A MILITARY KNIGHT OF WINDSOR.

But evil fortune awaited the alms-knights. They had been placed under the supervision of the canons of St. George's Chapel, and these priests seem to have bullied them unmercifully. Under Edward IV. the quarrel had grown to such a pitch that the king interfered. Monks carried long tales to the monarch of the insubordination shown by the stout old warriors to the rules that had been made for their government. The alms-knights replied, but in cunning they were no match for their adversaries; "deeds not words" might have been their motto. In the end they were shut off from the royal bounty, and, as an old chronicler of the times remarks, "how they next subsisted doth not fully appear." Bluff King Hal, however, took pity on the poor old gentlemen that yet remained in the land of the living, and set apart certain lands for their maintenance.

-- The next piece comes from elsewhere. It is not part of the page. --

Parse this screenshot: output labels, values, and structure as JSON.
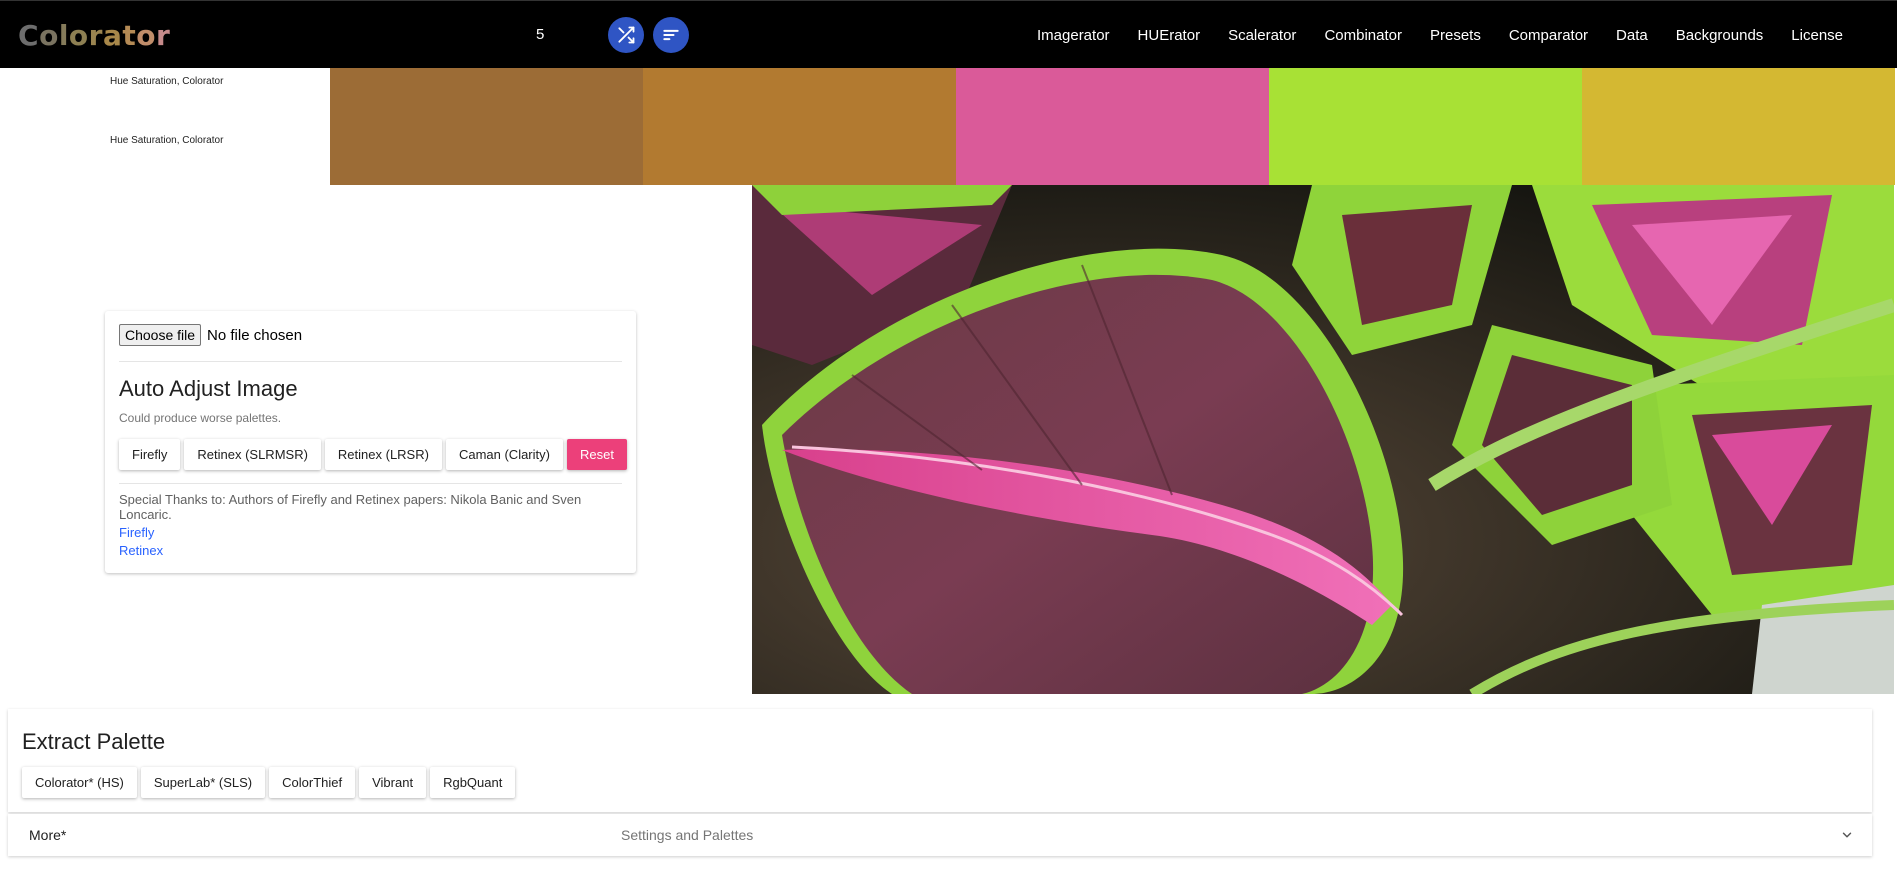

Queen Bess added to their lodgings, but issued a series of strict regulations as to their behaviour, which well became the maiden Queen, however distasteful they were to the alms-knights themselves. Their old enemies, the canons of St. George's Chapel, were informed that they were to consider themselves responsible for their behaviour, and severe penalties awaited a "haunter of taverns" or a "keeper of late hours." When the Queen visited Windsor they were to be ready to salute her; lastly, it was ordained that no married man could be admitted to the order, bachelors and widowers being alone eligible.